Yürüyüş, 3D film yapımının etkileyici bir gösterimi olmasının yanı sıra eğlenceli ve genellikle heyecan verici bir hikaye anlatımıdır. Uçuş, Zemeckis'in birkaç yıl süren kutuplaştırıcı hareket yakalama uzun metrajlı filmleri yönettikten sonra forma dönüşünü temsil ediyorsa, The Walk, yönetmenin hala kullanabileceği en yeni film yapım teknolojisi aracılığıyla harika hikayeler anlatmaya çalıştığını gösteriyor. The Walk, Gravity ile bütün bir deneyim olarak aynı seviyede olmasa da, gelecekteki 3D film yapım girişimleri için çıtayı birçok yönden yükseltiyor - yine de herhangi bir iyi filmin temel bileşenlerini (iyi performanslar, sağlam yazılar, vb..).

Petit'in daha önce hayata geçirilen öyküsünü hiç görmemiş olanlar, The Walk'un öyküsünün heyecan verici bir yorumu olduğunu görebilir - mevcut en büyük ekranda deneyimlenmesi gereken bir şey.
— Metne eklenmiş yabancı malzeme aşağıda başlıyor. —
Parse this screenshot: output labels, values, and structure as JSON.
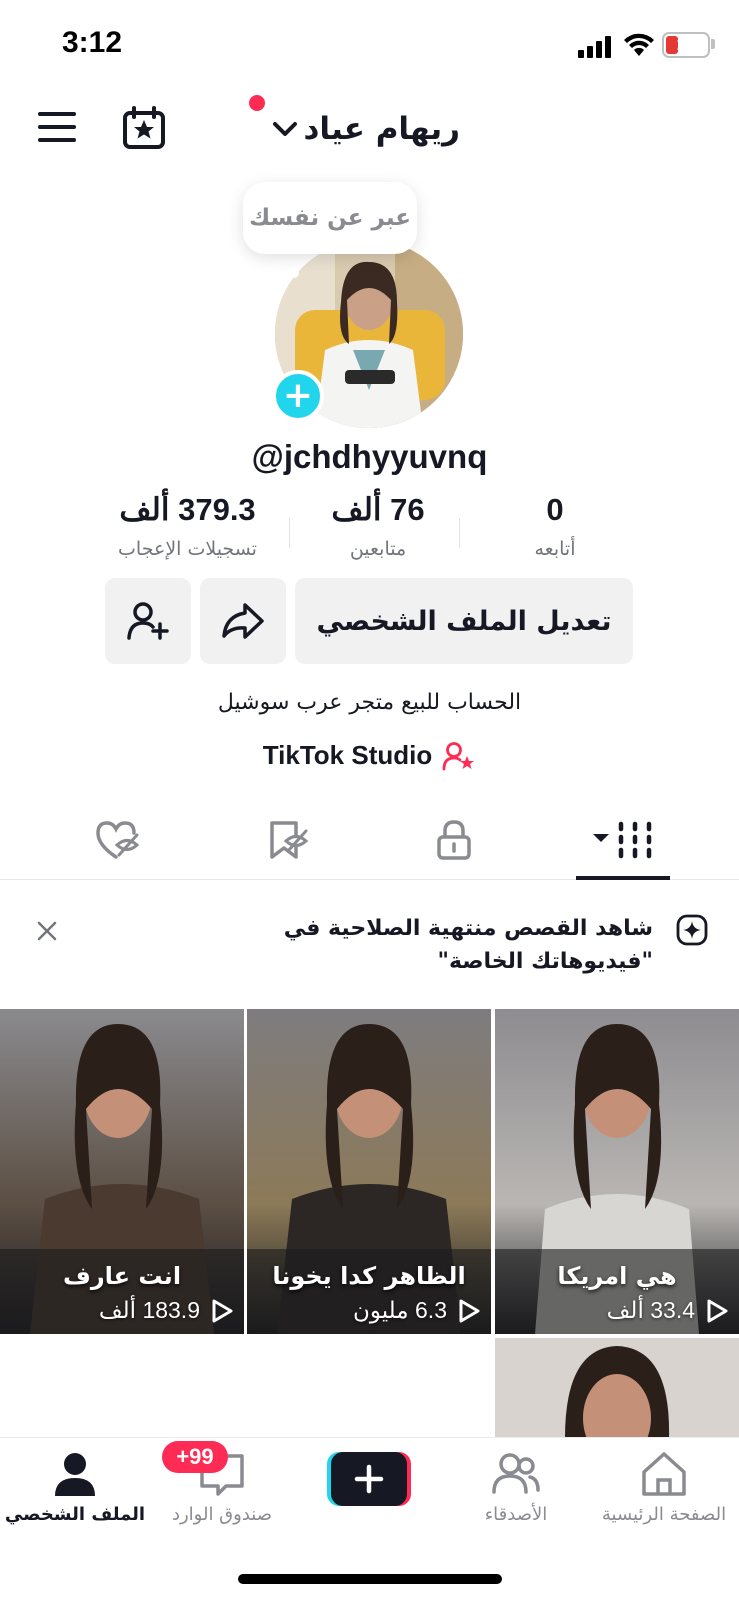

Man on Wire'ın bazı hayranları, The Walk'ın özden ziyade aynı anlatıyı ele alan bir tarz olduğunu görebilir (ve ayrıca gerçeklerden nasıl ayrıldığına dair sorun çıkarabilirler); ancak yine, aynı olay örgüsünün farklı bir şekilde yorumlanmasına açık olanlar, Zemeckis'in filmini Petit'in "yüzyılın sanatsal suçu" na eşit derecede takdire şayan bir yorum olarak görebilirler.

TANITIM VİDEOSU

Yürüyüş şu anda seçkin IMAX 3D sinemalarda gösteriliyor ve 9 Ekim 2015'te ülke çapında genişleyecek. 123 dakika uzunluğunda ve tehlikeli durumları içeren tematik öğeler ve bazı çıplaklık, dil, kısa uyuşturucu referansları ve sigara içmek.

Yorum bölümünde film hakkında ne düşündüğünüzü bize bildirin!